Vector-Borne Diseases
1. Malaria
• Found in more than 100 countries.
• Endemic to warmer geographical areas. (SA, south Asia, middle east etc.)
• Children are at a greater risk.
• Initially it was thought that malaria originated around dank atm around swamps.
• But its transmitted by Anopheles mosquito, contaminated syringes or via blood transfusion.
• 4 forms of malarial parasite are ;
- Plasmodium falciparum - P. ovale
- P. vivax - P. malariae
• Symptoms include →
- Fever - Fatigue
- Headache - Shaking chills
- Muscle aches - Jaundice (due to loss of RBC)
Life cycle
• The anopheles mosquito bites an infected host, sporozoite forms enter blood of the human.
• They multiply in the liver (exo-erythrocytic cycle) then enters the RBC (erythrocytic cycle).
• In the cells they produce gametocytes that enters a new mosquito when it bites.
• Within the mosquito, sporogenic cycle occurs & oocysts are produced.

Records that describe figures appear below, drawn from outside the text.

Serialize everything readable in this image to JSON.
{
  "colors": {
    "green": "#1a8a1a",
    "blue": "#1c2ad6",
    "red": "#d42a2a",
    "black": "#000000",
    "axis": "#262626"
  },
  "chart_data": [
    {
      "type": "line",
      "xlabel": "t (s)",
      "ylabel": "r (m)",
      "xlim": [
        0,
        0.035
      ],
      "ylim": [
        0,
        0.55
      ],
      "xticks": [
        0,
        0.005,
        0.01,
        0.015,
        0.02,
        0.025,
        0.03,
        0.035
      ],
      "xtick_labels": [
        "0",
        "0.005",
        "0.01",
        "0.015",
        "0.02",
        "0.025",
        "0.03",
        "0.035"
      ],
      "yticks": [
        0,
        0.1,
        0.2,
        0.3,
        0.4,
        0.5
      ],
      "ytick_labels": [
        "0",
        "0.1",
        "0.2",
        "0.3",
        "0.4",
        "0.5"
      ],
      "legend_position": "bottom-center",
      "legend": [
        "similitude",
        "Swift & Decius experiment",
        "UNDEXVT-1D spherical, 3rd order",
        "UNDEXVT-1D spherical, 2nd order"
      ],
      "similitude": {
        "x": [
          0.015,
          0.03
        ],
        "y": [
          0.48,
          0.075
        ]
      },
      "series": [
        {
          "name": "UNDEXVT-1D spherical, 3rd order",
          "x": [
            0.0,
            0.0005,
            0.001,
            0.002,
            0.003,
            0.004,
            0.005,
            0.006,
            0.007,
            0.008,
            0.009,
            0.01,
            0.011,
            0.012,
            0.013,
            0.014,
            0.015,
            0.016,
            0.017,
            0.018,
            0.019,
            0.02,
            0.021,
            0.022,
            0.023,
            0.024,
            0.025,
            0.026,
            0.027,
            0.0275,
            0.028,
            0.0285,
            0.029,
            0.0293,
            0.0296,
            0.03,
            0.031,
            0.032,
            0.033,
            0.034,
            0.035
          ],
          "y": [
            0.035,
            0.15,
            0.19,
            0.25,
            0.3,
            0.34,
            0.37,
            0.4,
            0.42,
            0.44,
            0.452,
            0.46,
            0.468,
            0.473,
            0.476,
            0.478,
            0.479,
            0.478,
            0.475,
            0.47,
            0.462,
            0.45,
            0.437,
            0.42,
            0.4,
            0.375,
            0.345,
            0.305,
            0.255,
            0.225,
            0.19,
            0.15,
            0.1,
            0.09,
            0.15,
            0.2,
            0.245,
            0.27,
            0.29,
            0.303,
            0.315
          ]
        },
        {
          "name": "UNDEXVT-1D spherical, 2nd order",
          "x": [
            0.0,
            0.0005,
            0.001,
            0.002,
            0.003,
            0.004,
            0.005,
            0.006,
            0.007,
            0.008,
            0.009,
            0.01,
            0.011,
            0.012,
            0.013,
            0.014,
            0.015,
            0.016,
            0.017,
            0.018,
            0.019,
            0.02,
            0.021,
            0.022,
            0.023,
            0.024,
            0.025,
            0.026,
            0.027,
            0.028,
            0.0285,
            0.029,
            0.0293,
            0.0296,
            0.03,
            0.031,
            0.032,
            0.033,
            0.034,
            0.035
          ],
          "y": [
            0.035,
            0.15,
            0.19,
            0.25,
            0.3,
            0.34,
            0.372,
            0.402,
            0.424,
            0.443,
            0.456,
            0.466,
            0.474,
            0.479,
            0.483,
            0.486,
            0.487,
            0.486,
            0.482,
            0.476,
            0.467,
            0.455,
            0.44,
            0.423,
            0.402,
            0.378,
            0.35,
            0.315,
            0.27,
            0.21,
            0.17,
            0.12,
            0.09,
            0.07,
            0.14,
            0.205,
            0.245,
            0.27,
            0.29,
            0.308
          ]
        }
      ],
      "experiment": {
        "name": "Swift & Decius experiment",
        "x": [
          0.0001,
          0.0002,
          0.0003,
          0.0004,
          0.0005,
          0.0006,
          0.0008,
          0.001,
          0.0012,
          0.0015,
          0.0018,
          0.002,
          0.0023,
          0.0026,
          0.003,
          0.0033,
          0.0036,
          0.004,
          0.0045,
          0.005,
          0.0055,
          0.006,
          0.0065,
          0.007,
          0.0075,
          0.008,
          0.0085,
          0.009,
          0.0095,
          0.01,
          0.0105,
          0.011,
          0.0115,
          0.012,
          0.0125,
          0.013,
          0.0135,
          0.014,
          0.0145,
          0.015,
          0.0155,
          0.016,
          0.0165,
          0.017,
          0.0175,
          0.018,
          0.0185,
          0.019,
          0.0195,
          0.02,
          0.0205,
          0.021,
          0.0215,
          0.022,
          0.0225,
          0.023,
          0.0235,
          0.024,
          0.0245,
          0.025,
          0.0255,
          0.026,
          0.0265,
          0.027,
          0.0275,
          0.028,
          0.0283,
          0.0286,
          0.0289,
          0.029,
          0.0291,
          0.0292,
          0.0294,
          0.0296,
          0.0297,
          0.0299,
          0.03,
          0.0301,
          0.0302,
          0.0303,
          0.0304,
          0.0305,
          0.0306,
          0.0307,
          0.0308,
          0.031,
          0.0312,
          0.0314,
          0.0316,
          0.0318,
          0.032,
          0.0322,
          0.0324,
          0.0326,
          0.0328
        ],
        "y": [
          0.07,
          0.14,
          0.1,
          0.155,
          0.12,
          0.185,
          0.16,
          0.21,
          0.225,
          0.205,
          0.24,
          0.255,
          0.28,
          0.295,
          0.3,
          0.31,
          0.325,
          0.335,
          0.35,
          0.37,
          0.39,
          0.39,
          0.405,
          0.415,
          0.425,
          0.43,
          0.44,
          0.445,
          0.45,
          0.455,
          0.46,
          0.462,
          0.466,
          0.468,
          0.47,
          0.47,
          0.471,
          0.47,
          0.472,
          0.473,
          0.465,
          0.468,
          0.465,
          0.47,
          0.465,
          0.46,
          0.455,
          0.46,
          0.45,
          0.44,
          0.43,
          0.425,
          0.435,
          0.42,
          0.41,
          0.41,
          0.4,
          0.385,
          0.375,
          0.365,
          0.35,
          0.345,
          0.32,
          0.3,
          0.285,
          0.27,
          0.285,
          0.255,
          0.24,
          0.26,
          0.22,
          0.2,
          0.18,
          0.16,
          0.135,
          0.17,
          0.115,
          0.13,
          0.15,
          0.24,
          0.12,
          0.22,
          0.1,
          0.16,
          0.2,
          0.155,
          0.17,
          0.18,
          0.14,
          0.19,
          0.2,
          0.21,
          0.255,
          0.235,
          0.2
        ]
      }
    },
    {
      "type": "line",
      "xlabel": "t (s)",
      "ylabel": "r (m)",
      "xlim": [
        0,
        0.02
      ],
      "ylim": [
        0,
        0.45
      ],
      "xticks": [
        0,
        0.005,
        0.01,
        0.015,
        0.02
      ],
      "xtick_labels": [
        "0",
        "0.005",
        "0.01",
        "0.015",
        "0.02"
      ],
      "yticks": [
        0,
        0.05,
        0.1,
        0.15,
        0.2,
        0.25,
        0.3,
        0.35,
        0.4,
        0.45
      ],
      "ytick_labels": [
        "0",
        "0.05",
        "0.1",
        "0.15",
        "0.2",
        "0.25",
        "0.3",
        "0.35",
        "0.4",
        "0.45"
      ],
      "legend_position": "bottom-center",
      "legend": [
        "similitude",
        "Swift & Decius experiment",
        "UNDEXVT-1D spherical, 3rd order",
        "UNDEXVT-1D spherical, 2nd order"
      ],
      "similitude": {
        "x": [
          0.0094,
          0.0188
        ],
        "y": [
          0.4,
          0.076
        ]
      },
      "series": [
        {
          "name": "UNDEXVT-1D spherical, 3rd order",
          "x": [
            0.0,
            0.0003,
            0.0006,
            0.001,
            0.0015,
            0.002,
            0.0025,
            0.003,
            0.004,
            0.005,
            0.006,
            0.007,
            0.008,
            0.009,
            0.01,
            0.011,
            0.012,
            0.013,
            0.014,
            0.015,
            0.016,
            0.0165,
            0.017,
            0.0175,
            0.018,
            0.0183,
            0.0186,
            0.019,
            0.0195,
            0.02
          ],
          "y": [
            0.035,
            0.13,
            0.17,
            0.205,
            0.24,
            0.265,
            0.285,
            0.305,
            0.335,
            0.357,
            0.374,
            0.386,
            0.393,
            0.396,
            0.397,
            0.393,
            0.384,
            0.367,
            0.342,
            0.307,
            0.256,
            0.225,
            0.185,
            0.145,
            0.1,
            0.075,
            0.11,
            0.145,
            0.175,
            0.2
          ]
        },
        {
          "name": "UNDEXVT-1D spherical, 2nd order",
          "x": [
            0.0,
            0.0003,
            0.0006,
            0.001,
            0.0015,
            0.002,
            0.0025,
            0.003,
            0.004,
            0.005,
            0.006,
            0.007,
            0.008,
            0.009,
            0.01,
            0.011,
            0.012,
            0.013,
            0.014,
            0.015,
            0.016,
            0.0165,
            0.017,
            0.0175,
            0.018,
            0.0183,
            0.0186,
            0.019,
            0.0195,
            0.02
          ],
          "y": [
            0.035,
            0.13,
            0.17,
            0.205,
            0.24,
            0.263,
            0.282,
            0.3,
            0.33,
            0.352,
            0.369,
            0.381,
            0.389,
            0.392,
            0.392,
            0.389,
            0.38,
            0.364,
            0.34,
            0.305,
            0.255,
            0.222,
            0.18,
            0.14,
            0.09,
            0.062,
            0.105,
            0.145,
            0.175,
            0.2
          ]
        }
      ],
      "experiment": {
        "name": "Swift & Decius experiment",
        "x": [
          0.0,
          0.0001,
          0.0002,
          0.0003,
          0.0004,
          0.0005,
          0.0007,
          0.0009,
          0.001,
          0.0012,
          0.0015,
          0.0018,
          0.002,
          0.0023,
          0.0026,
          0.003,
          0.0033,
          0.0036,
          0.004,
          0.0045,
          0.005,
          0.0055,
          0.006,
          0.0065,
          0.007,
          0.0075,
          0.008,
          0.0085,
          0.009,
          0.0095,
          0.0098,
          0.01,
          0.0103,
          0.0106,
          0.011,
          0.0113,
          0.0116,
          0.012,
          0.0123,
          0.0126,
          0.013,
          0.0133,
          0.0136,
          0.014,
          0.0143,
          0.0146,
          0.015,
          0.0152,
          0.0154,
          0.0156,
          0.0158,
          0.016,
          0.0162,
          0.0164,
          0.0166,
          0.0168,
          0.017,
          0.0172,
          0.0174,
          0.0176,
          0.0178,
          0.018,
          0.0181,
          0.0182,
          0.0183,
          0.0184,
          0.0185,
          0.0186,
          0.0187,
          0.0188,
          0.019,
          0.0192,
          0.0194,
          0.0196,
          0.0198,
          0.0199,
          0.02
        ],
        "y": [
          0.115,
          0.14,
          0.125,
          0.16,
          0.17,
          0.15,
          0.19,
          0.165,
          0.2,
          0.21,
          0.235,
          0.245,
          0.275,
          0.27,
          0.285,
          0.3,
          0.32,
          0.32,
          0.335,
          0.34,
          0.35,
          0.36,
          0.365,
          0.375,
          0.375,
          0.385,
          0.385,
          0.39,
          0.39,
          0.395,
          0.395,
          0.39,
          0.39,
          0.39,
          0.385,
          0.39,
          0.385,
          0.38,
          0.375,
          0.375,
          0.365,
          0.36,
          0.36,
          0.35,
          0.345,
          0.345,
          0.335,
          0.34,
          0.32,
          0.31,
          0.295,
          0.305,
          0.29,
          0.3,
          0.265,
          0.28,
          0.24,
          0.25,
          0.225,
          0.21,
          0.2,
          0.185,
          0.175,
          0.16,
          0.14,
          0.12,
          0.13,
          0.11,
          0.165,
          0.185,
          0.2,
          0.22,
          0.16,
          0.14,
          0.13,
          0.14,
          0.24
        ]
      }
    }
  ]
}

• These are then transferred into the human for another cycle.
**Use of DDT & antimalarial drugs has been effective in treating & eradicating malaria.
2. Leishmaniasis
Life cycle
• When sand fly takes a blood meal, promastigotes are introduced into the blood.
• Thus are phagocytized. They there transform into amastigotes in macrophages.
• Amastigotes multiply can cause the disease.
• When the fly takes another bite, amastigotes enter.
• Amastigotes transform into promastigote in the fly’s midgut.
• They then enter the human host with another bite.
*Increased urbanization, extensive agricultural projects & increased human population have contributed to
increased incidence of leishmaniasis.